One State, Two State, Red State, Blue State

One of the candidates who came to Columbus for last night’s spirited Democratic candidate’s debate made some news when he announced that, in his view, Ohio can no longer claim to be a “swing state.”

411c7uuosfl._sx425_The candidate, Tom Steyer, is a billionaire who used to run a hedge fund but now is running for the Democratic nomination in 2020.  According to a news story in the Columbus Dispatch, this week on his visit to town Steyer told a group of 15 young Democrats:  “You guys live in a red state. I know people call it purple, but it’s pretty darn red.”  Steyer apparently noted that President Donald Trump won Ohio by 8 points in 2016 and that Republicans dominated statewide elections in 2018.  Steyer then said, however, that if Trump loses in Ohio and the rest of the country in 2020, it will represent a shift that will leave Republicans losing “forever.”

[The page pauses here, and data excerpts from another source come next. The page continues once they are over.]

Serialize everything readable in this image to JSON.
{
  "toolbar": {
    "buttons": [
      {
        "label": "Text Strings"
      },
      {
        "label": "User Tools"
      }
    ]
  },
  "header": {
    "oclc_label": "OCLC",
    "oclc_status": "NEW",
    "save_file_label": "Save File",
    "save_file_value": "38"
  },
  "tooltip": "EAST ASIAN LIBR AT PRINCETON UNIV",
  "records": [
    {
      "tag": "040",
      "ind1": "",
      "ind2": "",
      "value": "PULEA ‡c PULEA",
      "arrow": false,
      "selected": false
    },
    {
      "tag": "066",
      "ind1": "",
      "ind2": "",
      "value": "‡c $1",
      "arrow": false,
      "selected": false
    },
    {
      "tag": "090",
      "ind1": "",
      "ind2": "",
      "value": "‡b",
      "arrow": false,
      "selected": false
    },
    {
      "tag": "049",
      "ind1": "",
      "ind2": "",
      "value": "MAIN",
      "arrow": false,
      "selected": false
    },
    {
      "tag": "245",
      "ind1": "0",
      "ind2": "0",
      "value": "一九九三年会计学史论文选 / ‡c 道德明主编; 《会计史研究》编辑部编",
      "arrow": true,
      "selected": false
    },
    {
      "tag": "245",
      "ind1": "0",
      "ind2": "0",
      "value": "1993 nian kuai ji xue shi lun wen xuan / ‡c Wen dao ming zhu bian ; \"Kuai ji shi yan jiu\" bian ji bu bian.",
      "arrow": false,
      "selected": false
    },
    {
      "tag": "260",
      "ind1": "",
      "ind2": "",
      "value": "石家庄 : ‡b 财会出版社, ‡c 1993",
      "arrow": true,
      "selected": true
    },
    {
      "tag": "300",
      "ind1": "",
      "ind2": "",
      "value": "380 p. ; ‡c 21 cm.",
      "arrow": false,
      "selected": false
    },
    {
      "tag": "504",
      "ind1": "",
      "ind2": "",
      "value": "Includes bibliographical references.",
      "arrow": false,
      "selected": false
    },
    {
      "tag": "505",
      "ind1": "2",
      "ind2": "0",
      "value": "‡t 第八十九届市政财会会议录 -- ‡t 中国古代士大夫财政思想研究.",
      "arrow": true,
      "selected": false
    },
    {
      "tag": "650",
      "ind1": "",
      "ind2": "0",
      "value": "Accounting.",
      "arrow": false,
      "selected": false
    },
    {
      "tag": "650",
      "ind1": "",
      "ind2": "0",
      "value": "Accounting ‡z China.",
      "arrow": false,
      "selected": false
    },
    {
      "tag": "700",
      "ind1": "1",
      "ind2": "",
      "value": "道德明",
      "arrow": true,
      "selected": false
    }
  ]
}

I don’t know much about Tom Steyer, but I do know this:  he’s off base in his views about Ohio.  The Buckeye State is a classic “swing state,” as the results of presidential elections over the past few cycles will confirm.  Before going for President Trump in 2016, Ohio had voted for President Obama twice, President George Bush twice, and President Clinton twice.  In short, in the last seven presidential elections Ohio has voted for the Democratic candidate four times and the Republican candidate three times.  Equally important, in none of those races did the winning candidate get more than 52 percent of the vote in Ohio.  That record sounds like the very definition of a “swing state.”

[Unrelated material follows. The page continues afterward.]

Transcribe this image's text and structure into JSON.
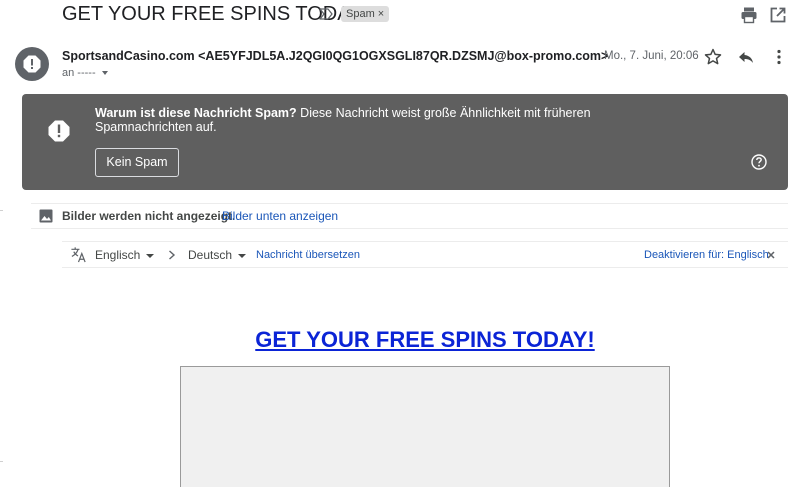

But there’s even more that’s wrong in what Steyer is saying.  He’s apparently one of those “classifying” people who like to put people into buckets.  To him, you’re a red state or a blue state, and if you change that change will be for “forever.”  That’s not my experience with Ohioans, at least.  In Ohio, as in any state, there are groups that are solidly for one party or another — but the key to Ohio is the group in the middle who will look carefully at the competing candidates and make their best judgment about who deserves their vote.  Their votes can change because their views, informed by experience and current events, can and do change.  Anyone who thinks Ohio is moving “forever” into one category or another is going to be proven wrong in the not-too-distant future.

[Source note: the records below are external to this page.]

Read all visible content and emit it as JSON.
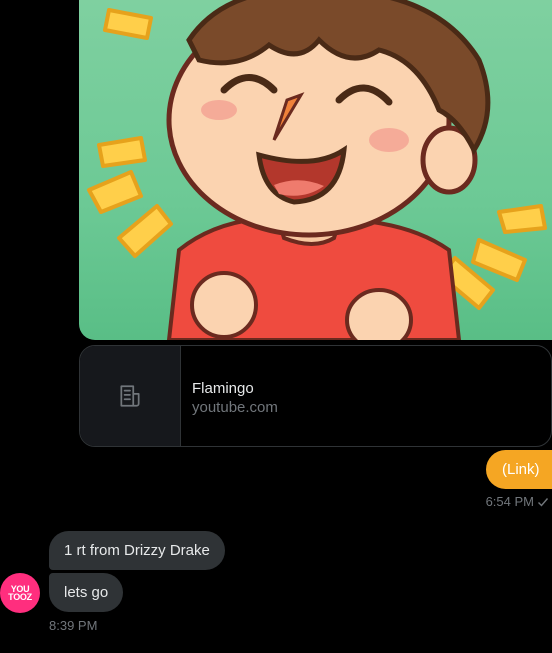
{
  "media": {
    "alt_icon": "cartoon-boy-image"
  },
  "link_preview": {
    "title": "Flamingo",
    "domain": "youtube.com"
  },
  "sent": {
    "text": "(Link)",
    "time": "6:54 PM",
    "status_icon": "check-icon"
  },
  "received": {
    "messages": [
      "1 rt from Drizzy Drake",
      "lets go"
    ],
    "time": "8:39 PM",
    "avatar": {
      "line1": "YOU",
      "line2": "TOOZ"
    }
  },
  "colors": {
    "sent_bubble": "#f5a623",
    "recv_bubble": "#2f3336",
    "avatar": "#ff2e7e"
  }
}
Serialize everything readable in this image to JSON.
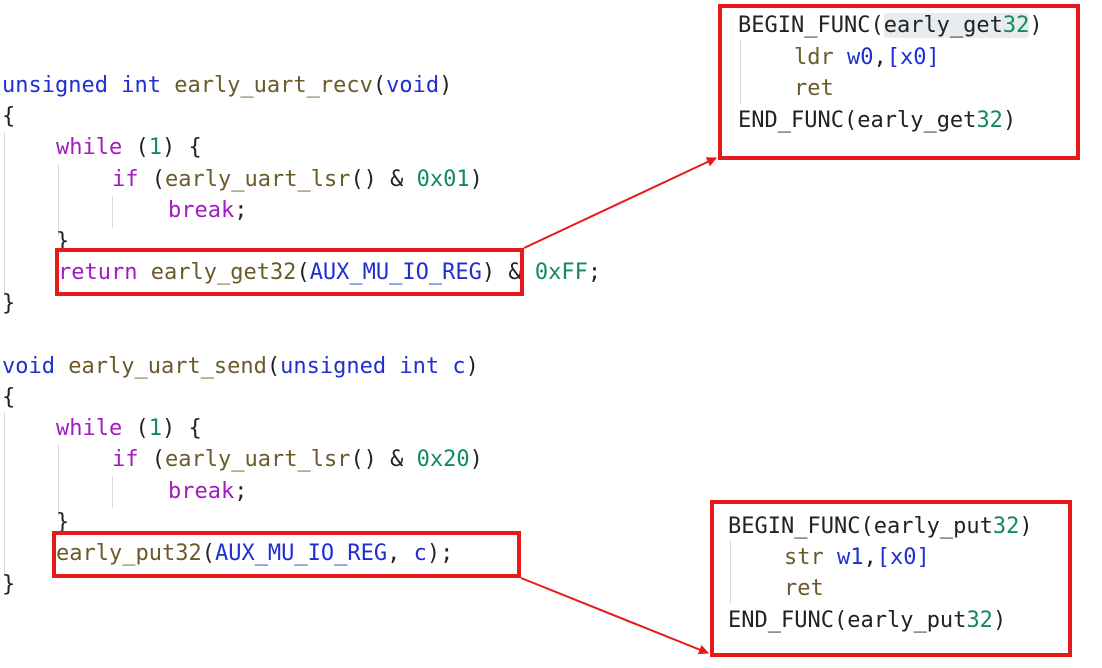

Many of us, myself included, were astonished to see President Trump win Ohio by such a significant margin in 2016.  Rather than concluding that the 2016 results mean that Ohio is now a “red state,” candidates like Tom Steyer would be better served by looking carefully at why the middle group of Ohioans voted as they did in the last presidential election and thinking carefully about how they can appeal to that group to change their direction when the 2020 vote rolls around.  If you want Ohio to swing your way in the next election, that’s what you need to do.